Driver Joseph Duddington and fireman Tommy Bray reached 126mph on the downwards slope of Stoke Bank near Grantham on the footplate of the steam giant on July 3, 1938. They broke a two-year-old German record by 2mph.
Actor Chris Ford from Platform 4 theatre, the National Railway Museum's in-house acting troupe, will be recreating the moment and he will be joined by footplate men with experience of Mallard and other Gresley A4 Pacifics.
EWS driver David Court, from Doncaster, has first-hand knowledge of driving an A4 locomotive at speed and has a real idea of what drove Duddington to push Mallard to the limit. He will be joined by Mallard experts from across the North.

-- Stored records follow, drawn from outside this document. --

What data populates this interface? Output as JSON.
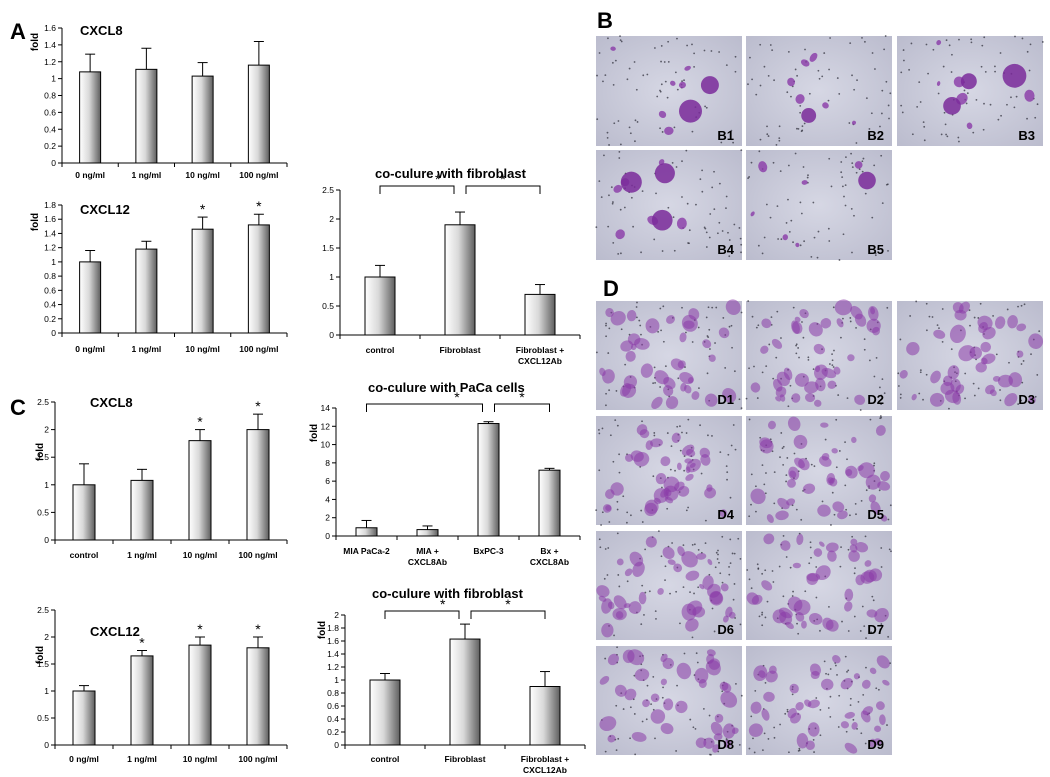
{
  "panels": [
    "A",
    "B",
    "C",
    "D"
  ],
  "y_axis_label": "fold",
  "micrographs": {
    "B": [
      "B1",
      "B2",
      "B3",
      "B4",
      "B5"
    ],
    "D": [
      "D1",
      "D2",
      "D3",
      "D4",
      "D5",
      "D6",
      "D7",
      "D8",
      "D9"
    ]
  },
  "colors": {
    "bar_light": "#ffffff",
    "bar_dark": "#6b6b6b",
    "micro_bg": "#c9cad8",
    "stain": "#8a3aa8"
  },
  "chart_data": [
    {
      "type": "bar",
      "panel": "A",
      "title": "CXCL8",
      "ylabel": "fold",
      "ylim": [
        0,
        1.6
      ],
      "yticks": [
        "0",
        "0.2",
        "0.4",
        "0.6",
        "0.8",
        "1",
        "1.2",
        "1.4",
        "1.6"
      ],
      "categories": [
        "0 ng/ml",
        "1 ng/ml",
        "10 ng/ml",
        "100 ng/ml"
      ],
      "values": [
        1.08,
        1.11,
        1.03,
        1.16
      ],
      "errors": [
        0.21,
        0.25,
        0.16,
        0.28
      ],
      "significant": [
        false,
        false,
        false,
        false
      ]
    },
    {
      "type": "bar",
      "panel": "A",
      "title": "CXCL12",
      "ylabel": "fold",
      "ylim": [
        0,
        1.8
      ],
      "yticks": [
        "0",
        "0.2",
        "0.4",
        "0.6",
        "0.8",
        "1",
        "1.2",
        "1.4",
        "1.6",
        "1.8"
      ],
      "categories": [
        "0 ng/ml",
        "1 ng/ml",
        "10 ng/ml",
        "100 ng/ml"
      ],
      "values": [
        1.0,
        1.18,
        1.46,
        1.52
      ],
      "errors": [
        0.16,
        0.11,
        0.17,
        0.15
      ],
      "significant": [
        false,
        false,
        true,
        true
      ]
    },
    {
      "type": "bar",
      "panel": "A",
      "title": "co-culure with fibroblast",
      "ylabel": "",
      "ylim": [
        0,
        2.5
      ],
      "yticks": [
        "0",
        "0.5",
        "1",
        "1.5",
        "2",
        "2.5"
      ],
      "categories": [
        "control",
        "Fibroblast",
        "Fibroblast +\nCXCL12Ab"
      ],
      "values": [
        1.0,
        1.9,
        0.7
      ],
      "errors": [
        0.2,
        0.22,
        0.17
      ],
      "significant": [
        false,
        false,
        false
      ],
      "brackets": [
        {
          "from": 0,
          "to": 1,
          "label": "*"
        },
        {
          "from": 1,
          "to": 2,
          "label": "*"
        }
      ]
    },
    {
      "type": "bar",
      "panel": "C",
      "title": "CXCL8",
      "ylabel": "fold",
      "ylim": [
        0,
        2.5
      ],
      "yticks": [
        "0",
        "0.5",
        "1",
        "1.5",
        "2",
        "2.5"
      ],
      "categories": [
        "control",
        "1 ng/ml",
        "10 ng/ml",
        "100 ng/ml"
      ],
      "values": [
        1.0,
        1.08,
        1.8,
        2.0
      ],
      "errors": [
        0.38,
        0.2,
        0.2,
        0.28
      ],
      "significant": [
        false,
        false,
        true,
        true
      ]
    },
    {
      "type": "bar",
      "panel": "C",
      "title": "co-culure with PaCa cells",
      "ylabel": "fold",
      "ylim": [
        0,
        14
      ],
      "yticks": [
        "0",
        "2",
        "4",
        "6",
        "8",
        "10",
        "12",
        "14"
      ],
      "categories": [
        "MIA PaCa-2",
        "MIA +\nCXCL8Ab",
        "BxPC-3",
        "Bx +\nCXCL8Ab"
      ],
      "values": [
        0.9,
        0.7,
        12.3,
        7.2
      ],
      "errors": [
        0.8,
        0.4,
        0.2,
        0.2
      ],
      "significant": [
        false,
        false,
        false,
        false
      ],
      "brackets": [
        {
          "from": 0,
          "to": 2,
          "label": "*"
        },
        {
          "from": 2,
          "to": 3,
          "label": "*"
        }
      ]
    },
    {
      "type": "bar",
      "panel": "C",
      "title": "CXCL12",
      "ylabel": "fold",
      "ylim": [
        0,
        2.5
      ],
      "yticks": [
        "0",
        "0.5",
        "1",
        "1.5",
        "2",
        "2.5"
      ],
      "categories": [
        "0 ng/ml",
        "1 ng/ml",
        "10 ng/ml",
        "100 ng/ml"
      ],
      "values": [
        1.0,
        1.65,
        1.85,
        1.8
      ],
      "errors": [
        0.1,
        0.1,
        0.15,
        0.2
      ],
      "significant": [
        false,
        true,
        true,
        true
      ]
    },
    {
      "type": "bar",
      "panel": "C",
      "title": "co-culure with fibroblast",
      "ylabel": "fold",
      "ylim": [
        0,
        2
      ],
      "yticks": [
        "0",
        "0.2",
        "0.4",
        "0.6",
        "0.8",
        "1",
        "1.2",
        "1.4",
        "1.6",
        "1.8",
        "2"
      ],
      "categories": [
        "control",
        "Fibroblast",
        "Fibroblast +\nCXCL12Ab"
      ],
      "values": [
        1.0,
        1.63,
        0.9
      ],
      "errors": [
        0.1,
        0.23,
        0.23
      ],
      "significant": [
        false,
        false,
        false
      ],
      "brackets": [
        {
          "from": 0,
          "to": 1,
          "label": "*"
        },
        {
          "from": 1,
          "to": 2,
          "label": "*"
        }
      ]
    }
  ]
}
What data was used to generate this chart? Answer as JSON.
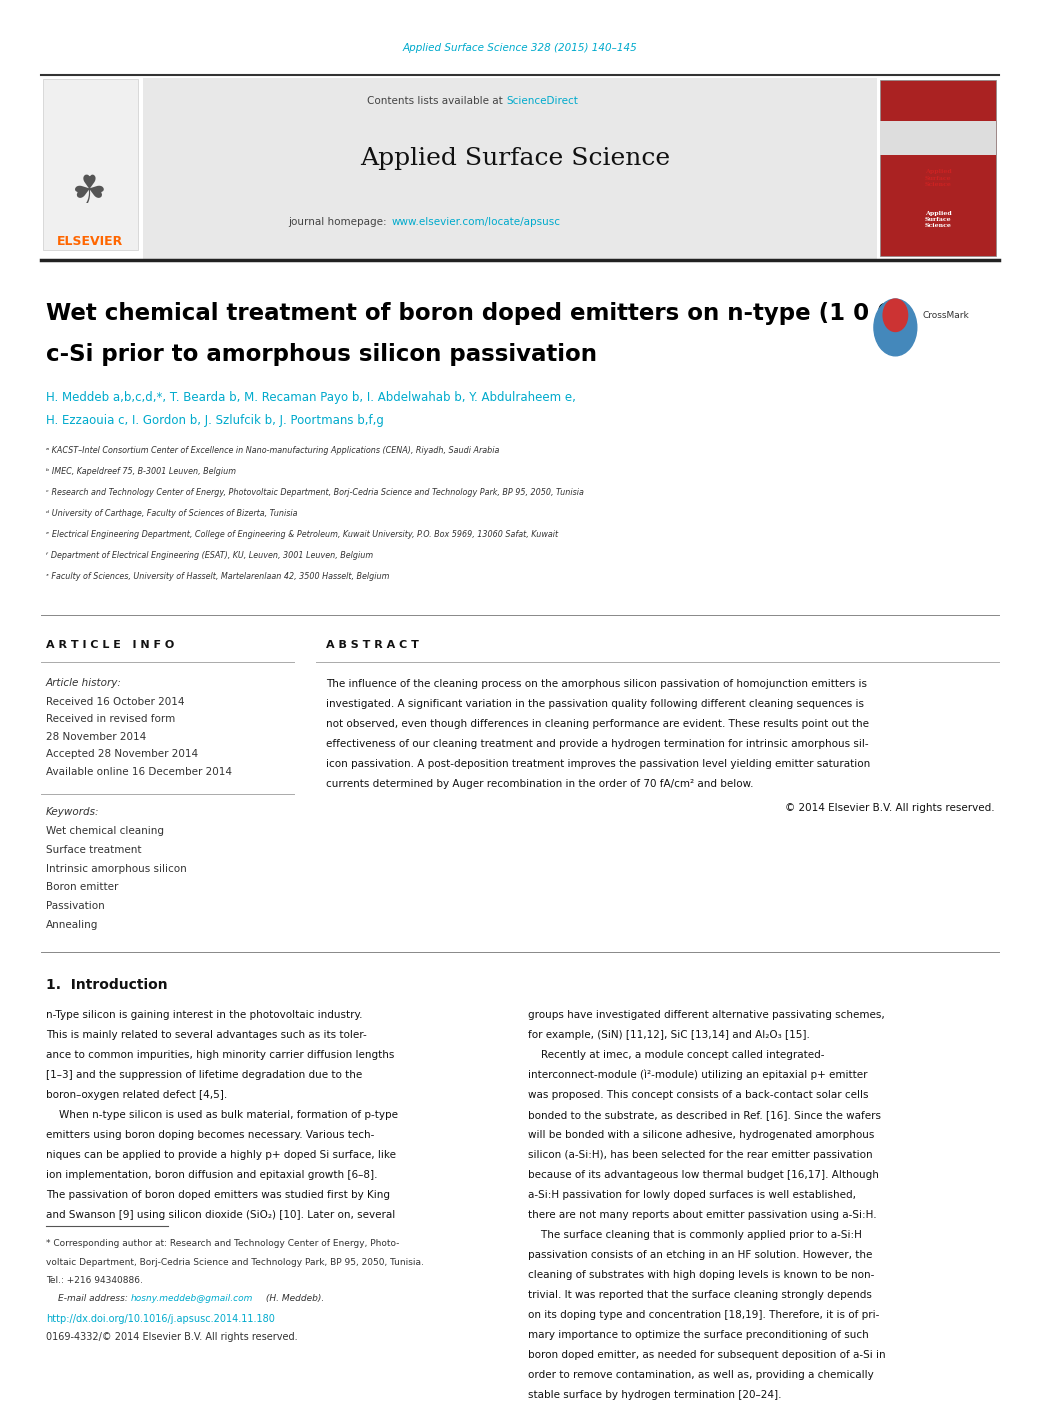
{
  "bg_color": "#ffffff",
  "page_width": 10.2,
  "page_height": 13.51,
  "journal_ref_text": "Applied Surface Science 328 (2015) 140–145",
  "journal_ref_color": "#00aacc",
  "sciencedirect_color": "#00aacc",
  "journal_name": "Applied Surface Science",
  "journal_homepage_url": "www.elsevier.com/locate/apsusc",
  "journal_homepage_color": "#00aacc",
  "header_bg": "#e8e8e8",
  "elsevier_color": "#ff6600",
  "article_title_line1": "Wet chemical treatment of boron doped emitters on n-type (1 0 0)",
  "article_title_line2": "c-Si prior to amorphous silicon passivation",
  "author_text1": "H. Meddeb a,b,c,d,*, T. Bearda b, M. Recaman Payo b, I. Abdelwahab b, Y. Abdulraheem e,",
  "author_text2": "H. Ezzaouia c, I. Gordon b, J. Szlufcik b, J. Poortmans b,f,g",
  "affil_a": "ᵃ KACST–Intel Consortium Center of Excellence in Nano-manufacturing Applications (CENA), Riyadh, Saudi Arabia",
  "affil_b": "ᵇ IMEC, Kapeldreef 75, B-3001 Leuven, Belgium",
  "affil_c": "ᶜ Research and Technology Center of Energy, Photovoltaic Department, Borj-Cedria Science and Technology Park, BP 95, 2050, Tunisia",
  "affil_d": "ᵈ University of Carthage, Faculty of Sciences of Bizerta, Tunisia",
  "affil_e": "ᵉ Electrical Engineering Department, College of Engineering & Petroleum, Kuwait University, P.O. Box 5969, 13060 Safat, Kuwait",
  "affil_f": "ᶠ Department of Electrical Engineering (ESAT), KU, Leuven, 3001 Leuven, Belgium",
  "affil_g": "ᶟ Faculty of Sciences, University of Hasselt, Martelarenlaan 42, 3500 Hasselt, Belgium",
  "article_info_title": "A R T I C L E   I N F O",
  "abstract_title": "A B S T R A C T",
  "article_history_label": "Article history:",
  "received_text": "Received 16 October 2014",
  "revised_text": "Received in revised form",
  "revised_date": "28 November 2014",
  "accepted_text": "Accepted 28 November 2014",
  "available_text": "Available online 16 December 2014",
  "keywords_label": "Keywords:",
  "keywords": [
    "Wet chemical cleaning",
    "Surface treatment",
    "Intrinsic amorphous silicon",
    "Boron emitter",
    "Passivation",
    "Annealing"
  ],
  "abstract_body": "The influence of the cleaning process on the amorphous silicon passivation of homojunction emitters is\ninvestigated. A significant variation in the passivation quality following different cleaning sequences is\nnot observed, even though differences in cleaning performance are evident. These results point out the\neffectiveness of our cleaning treatment and provide a hydrogen termination for intrinsic amorphous sil-\nicon passivation. A post-deposition treatment improves the passivation level yielding emitter saturation\ncurrents determined by Auger recombination in the order of 70 fA/cm² and below.",
  "copyright_text": "© 2014 Elsevier B.V. All rights reserved.",
  "intro_title": "1.  Introduction",
  "intro_col1": "n-Type silicon is gaining interest in the photovoltaic industry.\nThis is mainly related to several advantages such as its toler-\nance to common impurities, high minority carrier diffusion lengths\n[1–3] and the suppression of lifetime degradation due to the\nboron–oxygen related defect [4,5].\n    When n-type silicon is used as bulk material, formation of p-type\nemitters using boron doping becomes necessary. Various tech-\nniques can be applied to provide a highly p+ doped Si surface, like\nion implementation, boron diffusion and epitaxial growth [6–8].\nThe passivation of boron doped emitters was studied first by King\nand Swanson [9] using silicon dioxide (SiO₂) [10]. Later on, several",
  "intro_col2": "groups have investigated different alternative passivating schemes,\nfor example, (SiN) [11,12], SiC [13,14] and Al₂O₃ [15].\n    Recently at imec, a module concept called integrated-\ninterconnect-module (ì²-module) utilizing an epitaxial p+ emitter\nwas proposed. This concept consists of a back-contact solar cells\nbonded to the substrate, as described in Ref. [16]. Since the wafers\nwill be bonded with a silicone adhesive, hydrogenated amorphous\nsilicon (a-Si:H), has been selected for the rear emitter passivation\nbecause of its advantageous low thermal budget [16,17]. Although\na-Si:H passivation for lowly doped surfaces is well established,\nthere are not many reports about emitter passivation using a-Si:H.\n    The surface cleaning that is commonly applied prior to a-Si:H\npassivation consists of an etching in an HF solution. However, the\ncleaning of substrates with high doping levels is known to be non-\ntrivial. It was reported that the surface cleaning strongly depends\non its doping type and concentration [18,19]. Therefore, it is of pri-\nmary importance to optimize the surface preconditioning of such\nboron doped emitter, as needed for subsequent deposition of a-Si in\norder to remove contamination, as well as, providing a chemically\nstable surface by hydrogen termination [20–24].",
  "footnote_star": "* Corresponding author at: Research and Technology Center of Energy, Photo-\nvoltaic Department, Borj-Cedria Science and Technology Park, BP 95, 2050, Tunisia.\nTel.: +216 94340886.",
  "footnote_email_label": "E-mail address: ",
  "footnote_email": "hosny.meddeb@gmail.com",
  "footnote_email_suffix": " (H. Meddeb).",
  "doi_text": "http://dx.doi.org/10.1016/j.apsusc.2014.11.180",
  "issn_text": "0169-4332/© 2014 Elsevier B.V. All rights reserved.",
  "link_color": "#00aacc",
  "text_color": "#000000",
  "small_text_color": "#333333"
}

Ronnie Walker, 78, from Leeds, who was fireman on board all of the A4s designed by Sir Nigel Gresley, including Mallard, will join the group to explain what it is like to fire the magnificent machines.

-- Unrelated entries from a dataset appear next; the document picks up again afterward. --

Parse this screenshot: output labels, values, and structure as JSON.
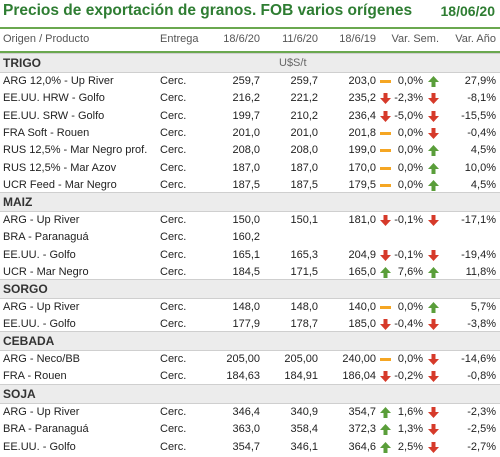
{
  "title": "Precios de exportación de granos. FOB varios orígenes",
  "date": "18/06/20",
  "headers": {
    "origen": "Origen / Producto",
    "entrega": "Entrega",
    "d1": "18/6/20",
    "d2": "11/6/20",
    "d3": "18/6/19",
    "vsem": "Var. Sem.",
    "vano": "Var. Año"
  },
  "unit": "U$S/t",
  "colors": {
    "title": "#2e7d32",
    "up": "#5a9e3a",
    "down": "#d63a2a",
    "flat": "#f5a623"
  },
  "sections": [
    {
      "name": "TRIGO",
      "rows": [
        {
          "producto": "ARG 12,0% - Up River",
          "entrega": "Cerc.",
          "p1": "259,7",
          "p2": "259,7",
          "p3": "203,0",
          "t3": "flat",
          "vsem": "0,0%",
          "ts": "up",
          "vano": "27,9%"
        },
        {
          "producto": "EE.UU. HRW - Golfo",
          "entrega": "Cerc.",
          "p1": "216,2",
          "p2": "221,2",
          "p3": "235,2",
          "t3": "down",
          "vsem": "-2,3%",
          "ts": "down",
          "vano": "-8,1%"
        },
        {
          "producto": "EE.UU. SRW - Golfo",
          "entrega": "Cerc.",
          "p1": "199,7",
          "p2": "210,2",
          "p3": "236,4",
          "t3": "down",
          "vsem": "-5,0%",
          "ts": "down",
          "vano": "-15,5%"
        },
        {
          "producto": "FRA Soft - Rouen",
          "entrega": "Cerc.",
          "p1": "201,0",
          "p2": "201,0",
          "p3": "201,8",
          "t3": "flat",
          "vsem": "0,0%",
          "ts": "down",
          "vano": "-0,4%"
        },
        {
          "producto": "RUS 12,5% - Mar Negro prof.",
          "entrega": "Cerc.",
          "p1": "208,0",
          "p2": "208,0",
          "p3": "199,0",
          "t3": "flat",
          "vsem": "0,0%",
          "ts": "up",
          "vano": "4,5%"
        },
        {
          "producto": "RUS 12,5% - Mar Azov",
          "entrega": "Cerc.",
          "p1": "187,0",
          "p2": "187,0",
          "p3": "170,0",
          "t3": "flat",
          "vsem": "0,0%",
          "ts": "up",
          "vano": "10,0%"
        },
        {
          "producto": "UCR Feed - Mar Negro",
          "entrega": "Cerc.",
          "p1": "187,5",
          "p2": "187,5",
          "p3": "179,5",
          "t3": "flat",
          "vsem": "0,0%",
          "ts": "up",
          "vano": "4,5%"
        }
      ]
    },
    {
      "name": "MAIZ",
      "rows": [
        {
          "producto": "ARG - Up River",
          "entrega": "Cerc.",
          "p1": "150,0",
          "p2": "150,1",
          "p3": "181,0",
          "t3": "down",
          "vsem": "-0,1%",
          "ts": "down",
          "vano": "-17,1%"
        },
        {
          "producto": "BRA - Paranaguá",
          "entrega": "Cerc.",
          "p1": "160,2",
          "p2": "",
          "p3": "",
          "t3": "",
          "vsem": "",
          "ts": "",
          "vano": ""
        },
        {
          "producto": "EE.UU. - Golfo",
          "entrega": "Cerc.",
          "p1": "165,1",
          "p2": "165,3",
          "p3": "204,9",
          "t3": "down",
          "vsem": "-0,1%",
          "ts": "down",
          "vano": "-19,4%"
        },
        {
          "producto": "UCR - Mar Negro",
          "entrega": "Cerc.",
          "p1": "184,5",
          "p2": "171,5",
          "p3": "165,0",
          "t3": "up",
          "vsem": "7,6%",
          "ts": "up",
          "vano": "11,8%"
        }
      ]
    },
    {
      "name": "SORGO",
      "rows": [
        {
          "producto": "ARG - Up River",
          "entrega": "Cerc.",
          "p1": "148,0",
          "p2": "148,0",
          "p3": "140,0",
          "t3": "flat",
          "vsem": "0,0%",
          "ts": "up",
          "vano": "5,7%"
        },
        {
          "producto": "EE.UU. - Golfo",
          "entrega": "Cerc.",
          "p1": "177,9",
          "p2": "178,7",
          "p3": "185,0",
          "t3": "down",
          "vsem": "-0,4%",
          "ts": "down",
          "vano": "-3,8%"
        }
      ]
    },
    {
      "name": "CEBADA",
      "rows": [
        {
          "producto": "ARG - Neco/BB",
          "entrega": "Cerc.",
          "p1": "205,00",
          "p2": "205,00",
          "p3": "240,00",
          "t3": "flat",
          "vsem": "0,0%",
          "ts": "down",
          "vano": "-14,6%"
        },
        {
          "producto": "FRA - Rouen",
          "entrega": "Cerc.",
          "p1": "184,63",
          "p2": "184,91",
          "p3": "186,04",
          "t3": "down",
          "vsem": "-0,2%",
          "ts": "down",
          "vano": "-0,8%"
        }
      ]
    },
    {
      "name": "SOJA",
      "rows": [
        {
          "producto": "ARG - Up River",
          "entrega": "Cerc.",
          "p1": "346,4",
          "p2": "340,9",
          "p3": "354,7",
          "t3": "up",
          "vsem": "1,6%",
          "ts": "down",
          "vano": "-2,3%"
        },
        {
          "producto": "BRA - Paranaguá",
          "entrega": "Cerc.",
          "p1": "363,0",
          "p2": "358,4",
          "p3": "372,3",
          "t3": "up",
          "vsem": "1,3%",
          "ts": "down",
          "vano": "-2,5%"
        },
        {
          "producto": "EE.UU. - Golfo",
          "entrega": "Cerc.",
          "p1": "354,7",
          "p2": "346,1",
          "p3": "364,6",
          "t3": "up",
          "vsem": "2,5%",
          "ts": "down",
          "vano": "-2,7%"
        }
      ]
    }
  ]
}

Ken Willetts, who also fired Mallard – like his father before him, will attend, along with Chris Nettleton, secretary of the Gresley Society, who knows the detail of the events of that historic Sunday 70 years ago when the steam record was set.
The Director of the National Railway Museum in York, Andrew Scott, who has had a lifelong interest in the A4s,has arranged for Mallard to be reunited with three more of the streamlined locomotives which hauled expresses on the East Coast Main Line.
On Saturday and Sunday Mallard, Bittern, Sir Nigel Gresley and Union of South Africa will be brought together in a line-up of all four of the A4s remaining in the UK in an event being billed as The Great Reunion.
Mr Nettleton said: "It is testament to Sir Herbert Nigel Gresley's brilliance that 70 years on Mallard's record is still unbroken. Gresley is one of the greatest engineers the world has ever known and it is only fitting that the NRM are taking this opportunity to demonstrate the sheer genius of his work with the upcoming Great Reunion."
Mr Scott added: "Aside from Gresley's pioneering designs, it was the crews on board Mallard 70 years ago that made the breaking of the record possible."
Sir Nigel Gresley, who died in 1941 aged 64, became Chief Mechanical Engineer of the London and North Eastern Railway. He designed some of the most famous steam locomotives in Britain.